Réduire les émissions de méthane serait la mesure la plus efficace pour ralentir le réchauffement climatique (et c'est possible)

Réduire les émissions de méthane serait la mesure la plus efficace pour ralentir le réchauffement climatique (et c'est possible).
Réduire les émissions de méthane serait la mesure la plus efficace pour ralentir le réchauffement climatique (et c'est possible). - © Catherine Falls Commercial - Getty Images

Limiter dès maintenant nos émissions de méthane pourrait non seulement de chnger la donne dans la lutte contre le réchauffement climatique mais c'est totalement à notre portée, affirme une nouvelle étude de l'ONU. Selon le rapport, cette stratégie pourrait nous permettre de réduire la température de la planète de 0,3°C d'ici 2045.

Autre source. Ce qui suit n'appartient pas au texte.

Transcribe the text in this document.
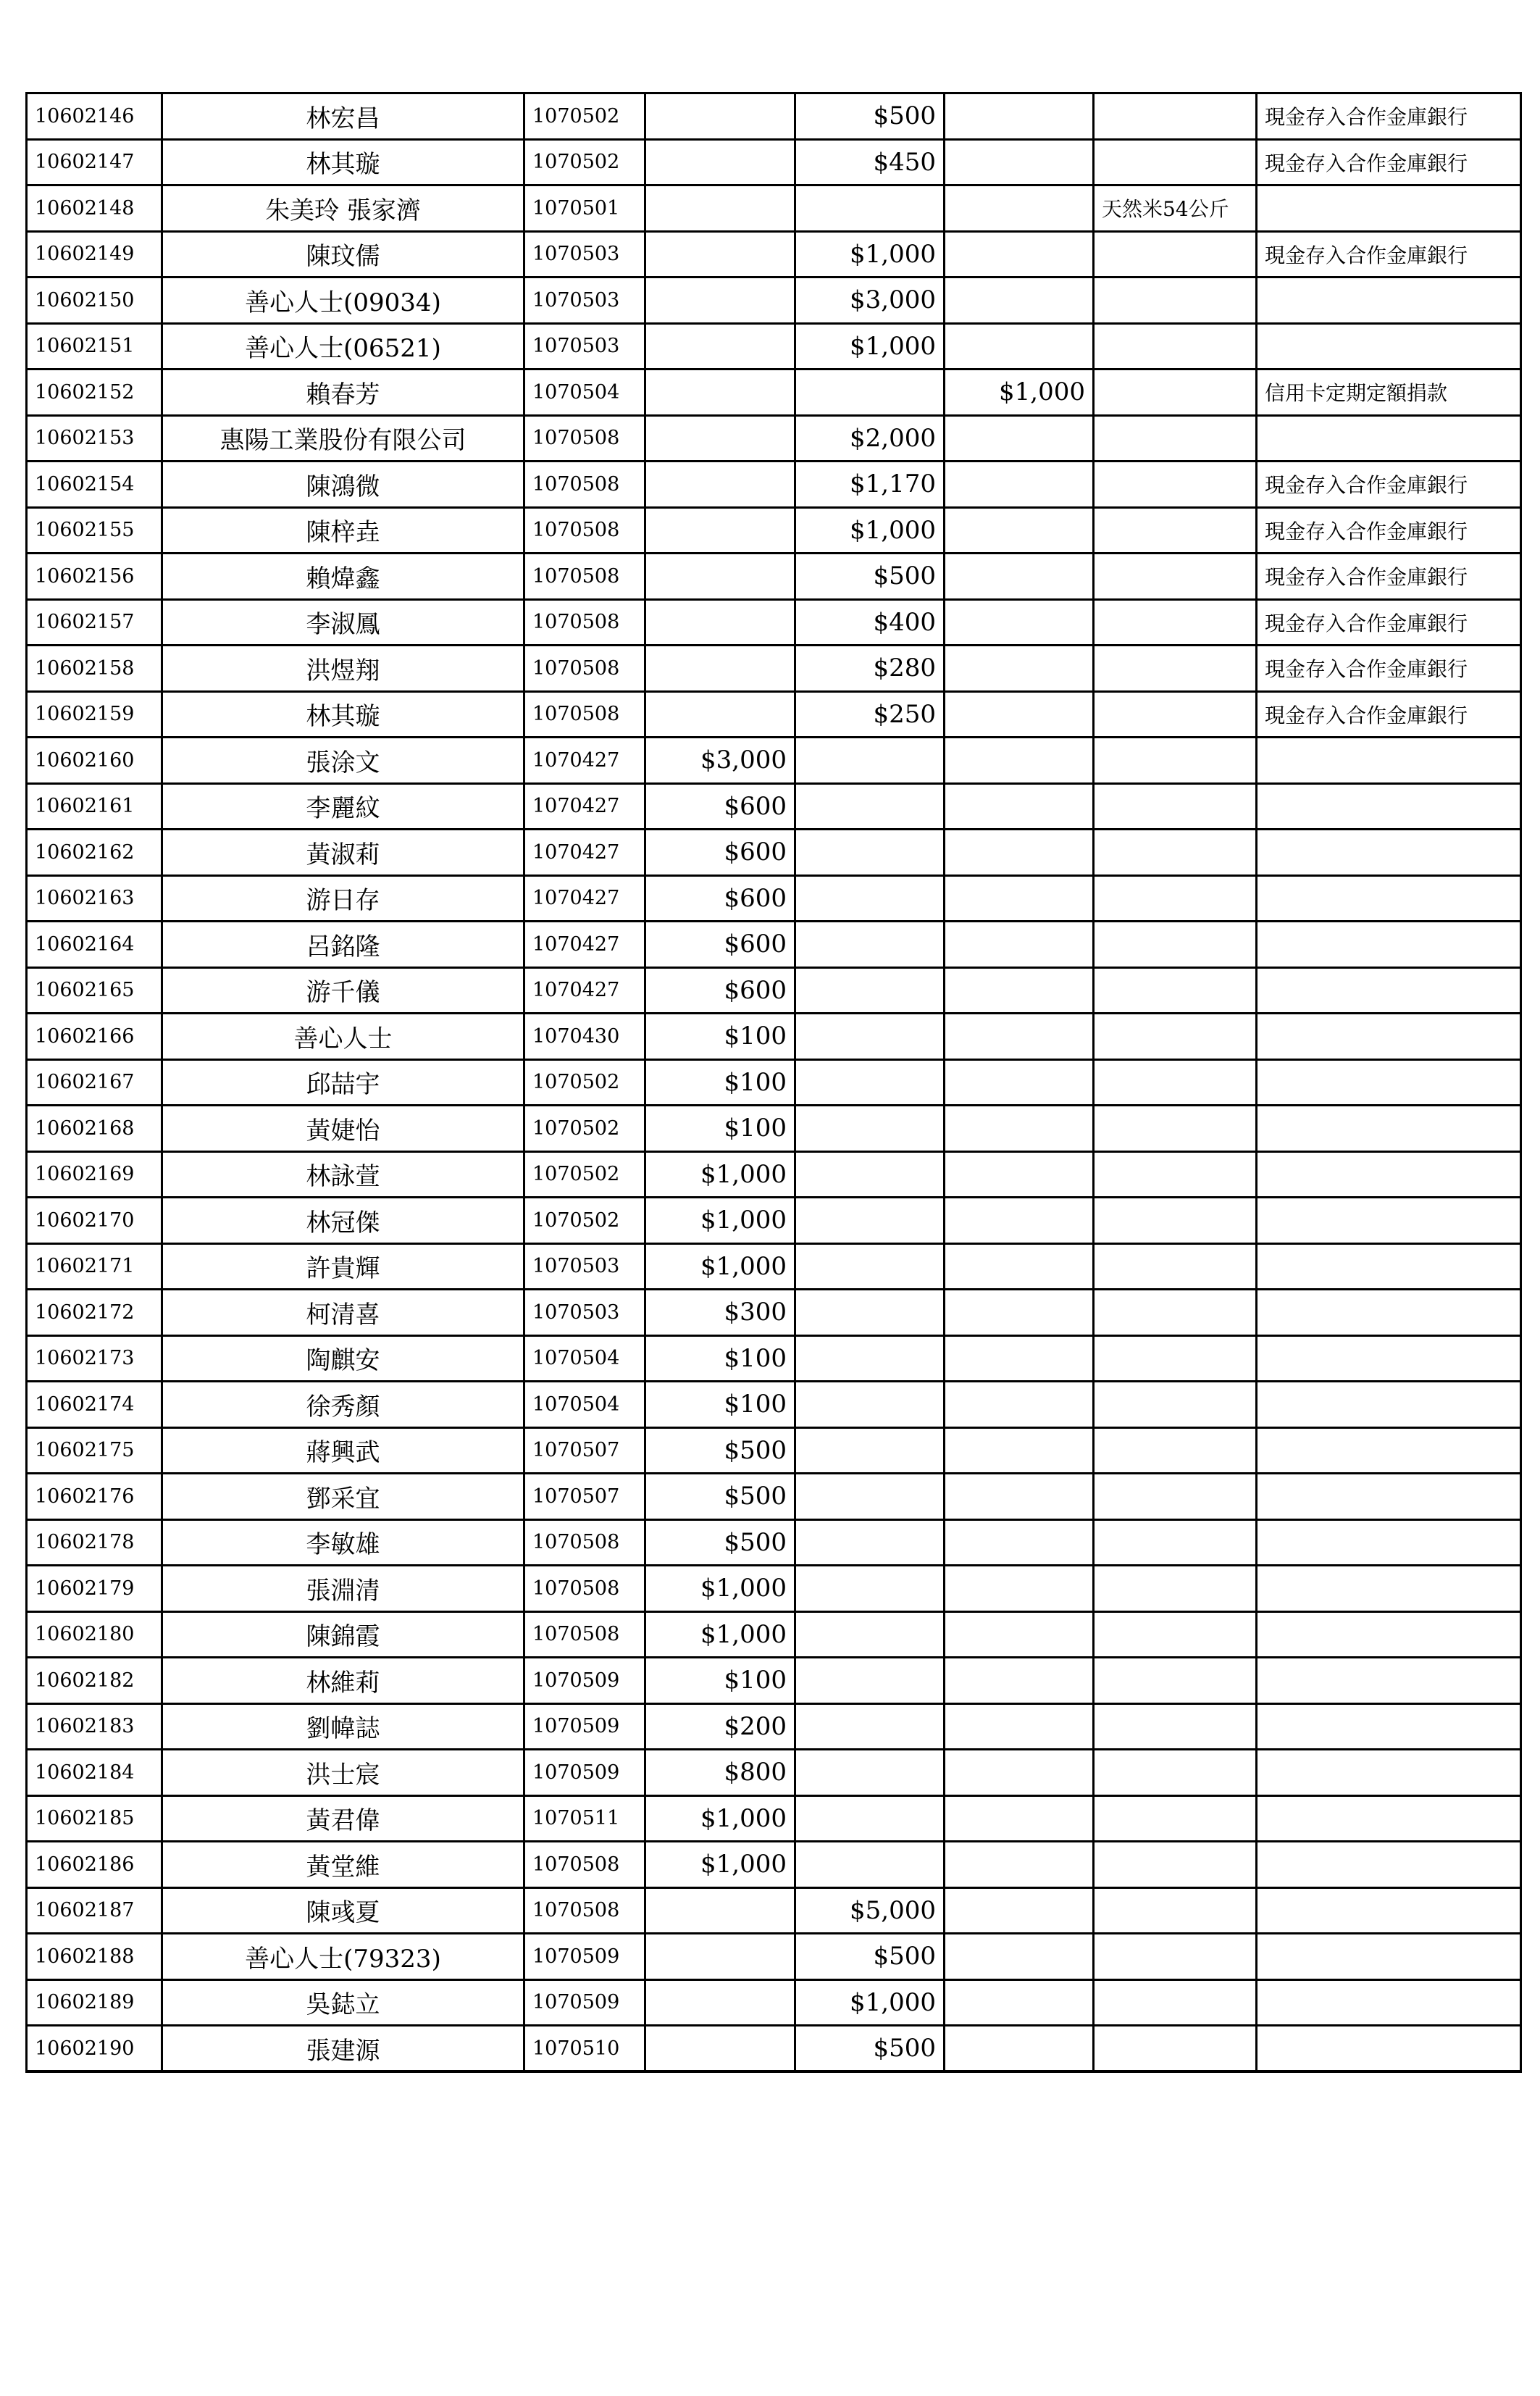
10602146	林宏昌	1070502		$500			現金存入合作金庫銀行
10602147	林其璇	1070502		$450			現金存入合作金庫銀行
10602148	朱美玲 張家濟	1070501				天然米54公斤	
10602149	陳玟儒	1070503		$1,000			現金存入合作金庫銀行
10602150	善心人士(09034)	1070503		$3,000			
10602151	善心人士(06521)	1070503		$1,000			
10602152	賴春芳	1070504			$1,000		信用卡定期定額捐款
10602153	惠陽工業股份有限公司	1070508		$2,000			
10602154	陳鴻微	1070508		$1,170			現金存入合作金庫銀行
10602155	陳梓垚	1070508		$1,000			現金存入合作金庫銀行
10602156	賴煒鑫	1070508		$500			現金存入合作金庫銀行
10602157	李淑鳳	1070508		$400			現金存入合作金庫銀行
10602158	洪煜翔	1070508		$280			現金存入合作金庫銀行
10602159	林其璇	1070508		$250			現金存入合作金庫銀行
10602160	張涂文	1070427	$3,000				
10602161	李麗紋	1070427	$600				
10602162	黃淑莉	1070427	$600				
10602163	游日存	1070427	$600				
10602164	呂銘隆	1070427	$600				
10602165	游千儀	1070427	$600				
10602166	善心人士	1070430	$100				
10602167	邱喆宇	1070502	$100				
10602168	黃婕怡	1070502	$100				
10602169	林詠萱	1070502	$1,000				
10602170	林冠傑	1070502	$1,000				
10602171	許貴輝	1070503	$1,000				
10602172	柯清喜	1070503	$300				
10602173	陶麒安	1070504	$100				
10602174	徐秀顏	1070504	$100				
10602175	蔣興武	1070507	$500				
10602176	鄧采宜	1070507	$500				
10602178	李敏雄	1070508	$500				
10602179	張淵清	1070508	$1,000				
10602180	陳錦霞	1070508	$1,000				
10602182	林維莉	1070509	$100				
10602183	劉幃誌	1070509	$200				
10602184	洪士宸	1070509	$800				
10602185	黃君偉	1070511	$1,000				
10602186	黃堂維	1070508	$1,000				
10602187	陳彧夏	1070508		$5,000			
10602188	善心人士(79323)	1070509		$500			
10602189	吳鋕立	1070509		$1,000			
10602190	張建源	1070510		$500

Quand on évoque le réchauffement climatique, les émissions de dioxyde de carbone (CO2) se retrouvent bien souvent sur le devant de la scène. Mais les émissions de méthane (CH4), autre gaz à effet de serre, contribuent également au réchauffement de notre planète.

Un impact sur l'environnement 84 fois plus important que le CO2 !

D'après des estimations du Groupe d'experts intergouvernemental sur l'évolution du climat (Giec), l'impact du méthane sur l'environnement serait 84 fois plus important que celui du CO2 sur une période de 20 ans. Or, les émissions de méthane rejetées dans l'atmosphère ont augmenté de 9% entre 2000 et 2017, selon une étude du Global Carbon Project dévoilée en juillet 2020.

A l'origine d'environ 30% du réchauffement climatique, le méthane se décompose dans l'atmosphère au bout de 10 ans, bien plus vite que le CO2 (100 ans).

De surcroît, il existe des stratégies simples et peu coûteuses pour limiter ses émissions, assure un nouveau rapport réalisé par le programme environnemental des Nations Unies Climate & Clean Air Coalition

Les pistes pour limiter les émissions de méthane

Principalement connu pour sa pollution liée à l'élevage de bétail (et donc à la viande que nous mangeons), le méthane représente la deuxième source de réchauffement de la planète.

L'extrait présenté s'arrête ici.